After the American left, Patronas' assistant, Evangelos Demos, showed Marina Papoulis into the refectory.
She's still a handsome woman,
Patronas thought, watching her as she walked toward him. Her thick hair was streaked with gray now, pinned up at the back of her neck, but she'd kept her shape and her brown eyes were as he remembered them, the irises flecked with gold. He'd heard she'd married a farmer from Campos and had three children. After her children had entered school, she'd taken a part-time job with a travel agency in Chora to supplement her husband's income, in addition to her volunteer work at Profitis Ilias.

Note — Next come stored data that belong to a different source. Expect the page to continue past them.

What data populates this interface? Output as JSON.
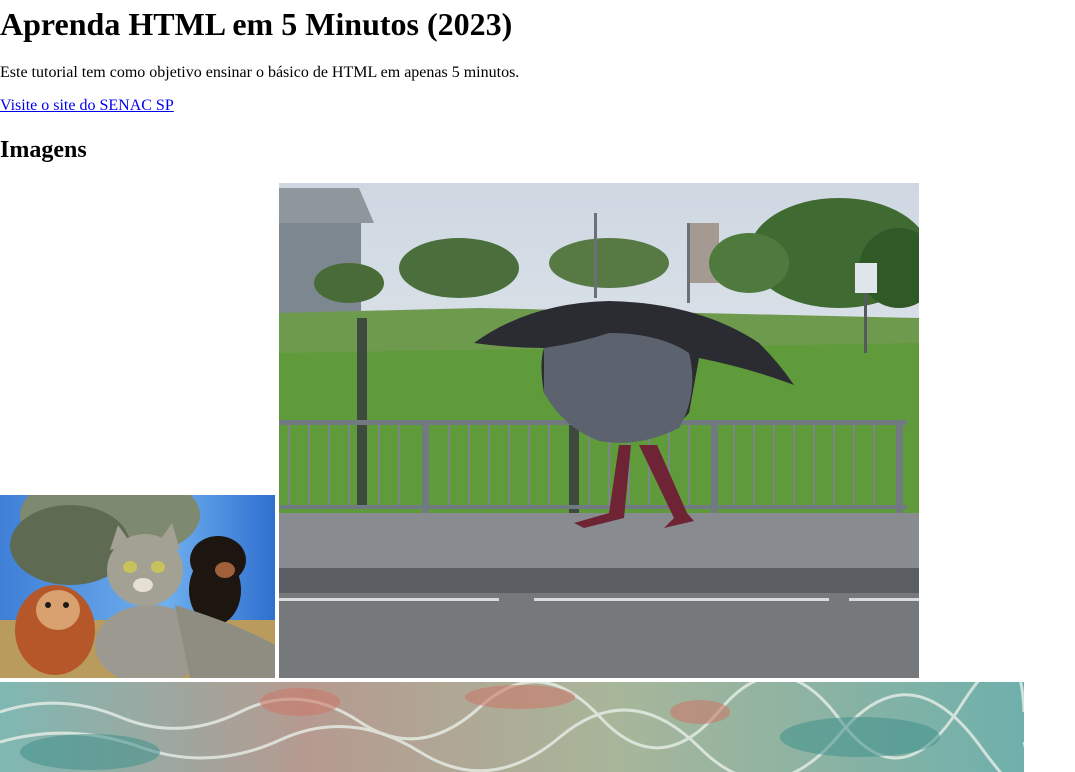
{
  "page": {
    "title": "Aprenda HTML em 5 Minutos (2023)",
    "intro": "Este tutorial tem como objetivo ensinar o básico de HTML em apenas 5 minutos.",
    "link_text": "Visite o site do SENAC SP",
    "section_heading": "Imagens"
  },
  "images": [
    {
      "subject": "cat-and-dogs-selfie-photo"
    },
    {
      "subject": "crow-walking-photo"
    },
    {
      "subject": "underwater-reef-photo"
    }
  ],
  "colors": {
    "link": "#0000ee",
    "text": "#000000",
    "background": "#ffffff"
  }
}
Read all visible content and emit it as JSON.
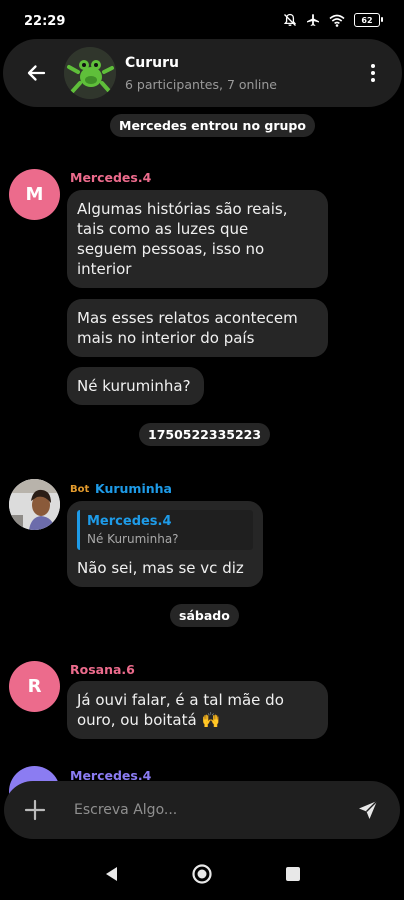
{
  "status_bar": {
    "time": "22:29",
    "battery": "62"
  },
  "header": {
    "title": "Cururu",
    "subtitle": "6 participantes, 7 online"
  },
  "system_message": "Mercedes entrou no grupo",
  "messages": [
    {
      "sender": "Mercedes.4",
      "avatar_letter": "M",
      "color": "#ec6b8c",
      "bubbles": [
        [
          "Algumas histórias são reais,",
          "tais como as luzes que",
          "seguem pessoas, isso no",
          "interior"
        ],
        [
          "Mas esses relatos acontecem",
          "mais no interior do país"
        ],
        [
          "Né kuruminha?"
        ]
      ]
    },
    {
      "sender": "Kuruminha",
      "tag": "Bot",
      "tag_color": "#e39b2d",
      "color": "#1e9be8",
      "quote": {
        "name": "Mercedes.4",
        "text": "Né Kuruminha?"
      },
      "text": "Não sei, mas se vc diz"
    },
    {
      "sender": "Rosana.6",
      "avatar_letter": "R",
      "color": "#ec6b8c",
      "bubbles": [
        [
          "Já ouvi falar, é a tal mãe do",
          "ouro, ou boitatá 🙌"
        ]
      ]
    },
    {
      "sender": "Mercedes.4",
      "color": "#8b7cf2"
    }
  ],
  "timestamp_chip": "1750522335223",
  "date_chip": "sábado",
  "composer": {
    "placeholder": "Escreva Algo..."
  },
  "icons": [
    "arrow-left-icon",
    "more-vert-icon",
    "plus-icon",
    "send-icon",
    "nav-back-icon",
    "nav-home-icon",
    "nav-recents-icon",
    "mute-bell-icon",
    "airplane-icon",
    "wifi-icon",
    "battery-icon"
  ]
}
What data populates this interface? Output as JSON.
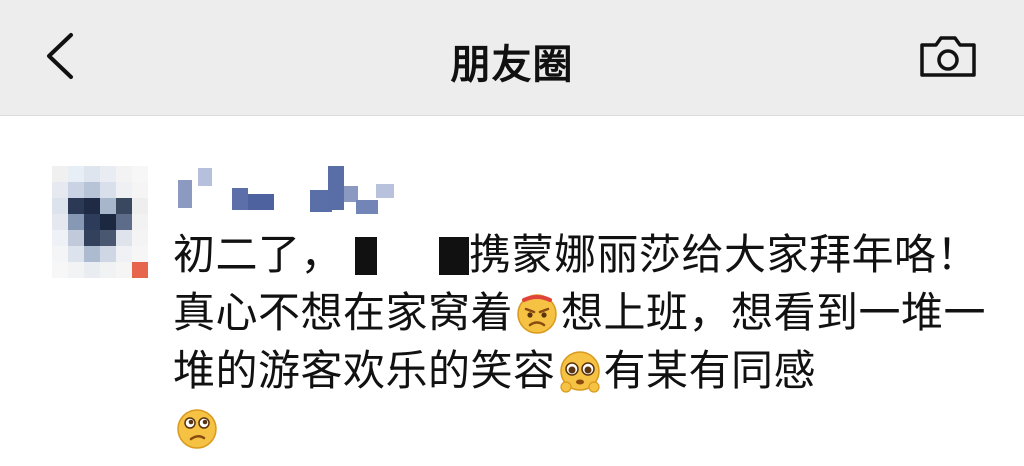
{
  "nav": {
    "title": "朋友圈",
    "back_icon": "chevron-left-icon",
    "camera_icon": "camera-icon"
  },
  "post": {
    "author": "",
    "text_parts": {
      "p1": "初二了，",
      "p2": "携蒙娜丽莎给大家拜年咯！真心不想在家窝着",
      "p3": "想上班，想看到一堆一堆的游客欢乐的笑容",
      "p4": "有某有同感"
    },
    "emojis": [
      "angry-sad-emoji",
      "pleading-emoji",
      "thinking-emoji"
    ]
  },
  "colors": {
    "navbar_bg": "#ededed",
    "text": "#111111",
    "username_blue": "#5a6ea8"
  }
}
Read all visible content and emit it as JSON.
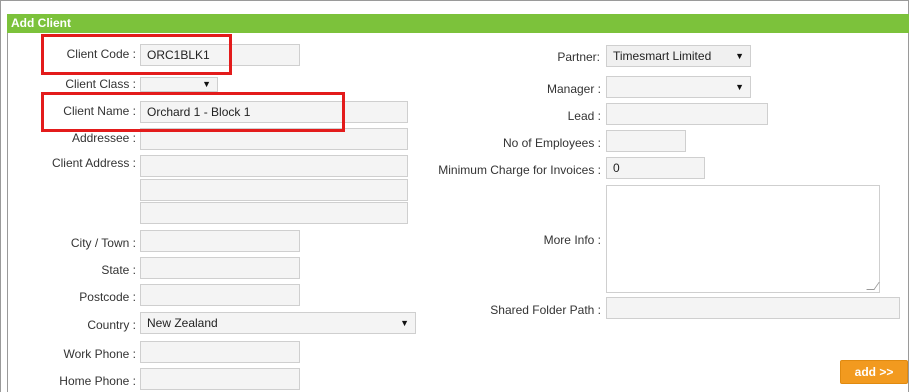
{
  "header": {
    "title": "Add Client"
  },
  "left": {
    "client_code": {
      "label": "Client Code :",
      "value": "ORC1BLK1"
    },
    "client_class": {
      "label": "Client Class :",
      "value": ""
    },
    "client_name": {
      "label": "Client Name :",
      "value": "Orchard 1 - Block 1"
    },
    "addressee": {
      "label": "Addressee :",
      "value": ""
    },
    "client_address": {
      "label": "Client Address :",
      "line1": "",
      "line2": "",
      "line3": ""
    },
    "city": {
      "label": "City / Town :",
      "value": ""
    },
    "state": {
      "label": "State :",
      "value": ""
    },
    "postcode": {
      "label": "Postcode :",
      "value": ""
    },
    "country": {
      "label": "Country :",
      "value": "New Zealand"
    },
    "work_phone": {
      "label": "Work Phone :",
      "value": ""
    },
    "home_phone": {
      "label": "Home Phone :",
      "value": ""
    }
  },
  "right": {
    "partner": {
      "label": "Partner:",
      "value": "Timesmart Limited"
    },
    "manager": {
      "label": "Manager :",
      "value": ""
    },
    "lead": {
      "label": "Lead :",
      "value": ""
    },
    "employees": {
      "label": "No of Employees :",
      "value": ""
    },
    "min_charge": {
      "label": "Minimum Charge for Invoices :",
      "value": "0"
    },
    "more_info": {
      "label": "More Info :",
      "value": ""
    },
    "shared_folder": {
      "label": "Shared Folder Path :",
      "value": ""
    }
  },
  "actions": {
    "add_label": "add >>"
  },
  "colors": {
    "header": "#7cc23b",
    "highlight": "#e31b1b",
    "add_button": "#f29a1f"
  },
  "icons": {
    "dropdown": "caret-down-icon",
    "resize": "resize-grip-icon"
  }
}
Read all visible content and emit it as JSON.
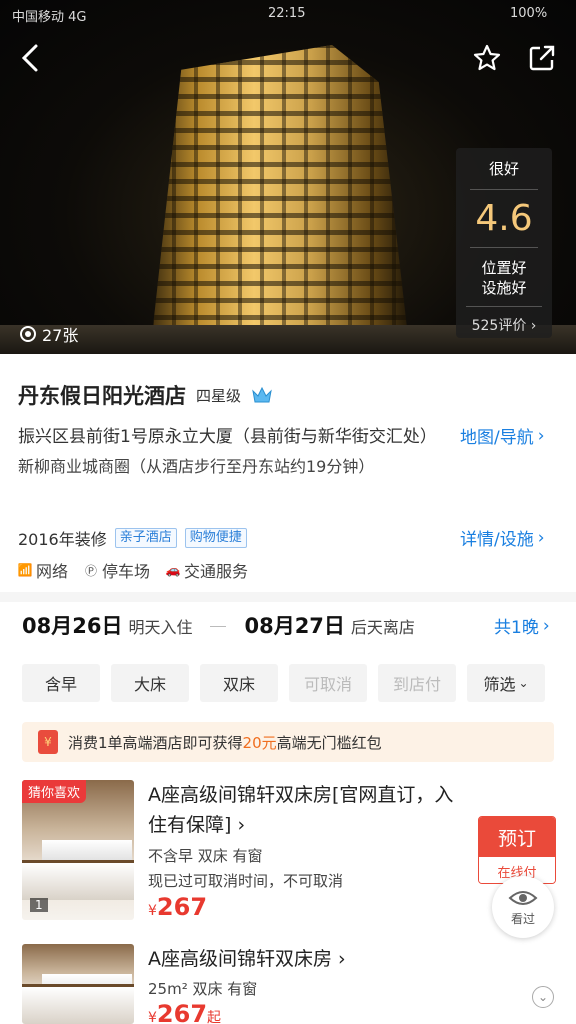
{
  "status_bar": {
    "carrier": "中国移动 4G",
    "time": "22:15",
    "battery": "100%"
  },
  "hero": {
    "photo_count": "27张",
    "rating": {
      "level": "很好",
      "score": "4.6",
      "tags": [
        "位置好",
        "设施好"
      ],
      "reviews": "525评价"
    }
  },
  "hotel": {
    "name": "丹东假日阳光酒店",
    "star": "四星级",
    "address": "振兴区县前街1号原永立大厦（县前街与新华街交汇处）",
    "area": "新柳商业城商圈（从酒店步行至丹东站约19分钟）",
    "map_link": "地图/导航",
    "renovation": "2016年装修",
    "tags": [
      "亲子酒店",
      "购物便捷"
    ],
    "detail_link": "详情/设施",
    "facilities": [
      "网络",
      "停车场",
      "交通服务"
    ]
  },
  "stay": {
    "checkin_date": "08月26日",
    "checkin_label": "明天入住",
    "checkout_date": "08月27日",
    "checkout_label": "后天离店",
    "nights": "共1晚"
  },
  "filters": [
    {
      "label": "含早",
      "enabled": true
    },
    {
      "label": "大床",
      "enabled": true
    },
    {
      "label": "双床",
      "enabled": true
    },
    {
      "label": "可取消",
      "enabled": false
    },
    {
      "label": "到店付",
      "enabled": false
    },
    {
      "label": "筛选",
      "enabled": true
    }
  ],
  "promo": {
    "prefix": "消费1单高端酒店即可获得",
    "amount": "20元",
    "suffix": "高端无门槛红包"
  },
  "rooms": [
    {
      "badge": "猜你喜欢",
      "image_count": "1",
      "title": "A座高级间锦轩双床房[官网直订，入住有保障]",
      "meta": "不含早  双床  有窗",
      "cancel": "现已过可取消时间，不可取消",
      "currency": "¥",
      "price": "267",
      "price_suffix": "",
      "book_label": "预订",
      "pay_label": "在线付"
    },
    {
      "title": "A座高级间锦轩双床房",
      "meta": "25m²  双床  有窗",
      "currency": "¥",
      "price": "267",
      "price_suffix": "起"
    }
  ],
  "viewed_label": "看过",
  "colors": {
    "accent_blue": "#1a7fe0",
    "price_red": "#e8392f",
    "book_red": "#ea4a3a",
    "promo_orange": "#f06e1f"
  }
}
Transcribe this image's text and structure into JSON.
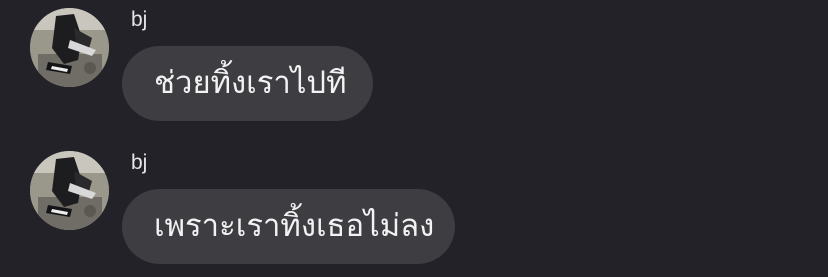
{
  "chat": {
    "messages": [
      {
        "sender": "bj",
        "text": "ช่วยทิ้งเราไปที"
      },
      {
        "sender": "bj",
        "text": "เพราะเราทิ้งเธอไม่ลง"
      }
    ]
  },
  "theme": {
    "background": "#222228",
    "bubble": "#3d3d42",
    "text": "#f2f2f2"
  }
}
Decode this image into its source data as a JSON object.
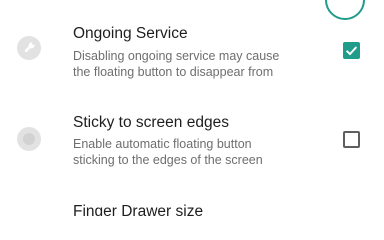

Vassilis Korres followed Marina Papoulis into the room. A young man, he was dressed in jeans and a polo shirt, both neatly pressed and tight. His hair was gelled and spiky, his cologne nearly overwhelming. He laid his cellphone down on the table and kept looking at it while the three of them talked.

Although Patronas questioned them at length, neither had seen anything. Marina Papoulis had been at the monastery most of the morning, cleaning the chapel and preparing lunch. She'd seen no one. No, she had not gone down to the dig site. Why would she? Her work was here. Yes, she had witnesses who could verify her whereabouts at all times.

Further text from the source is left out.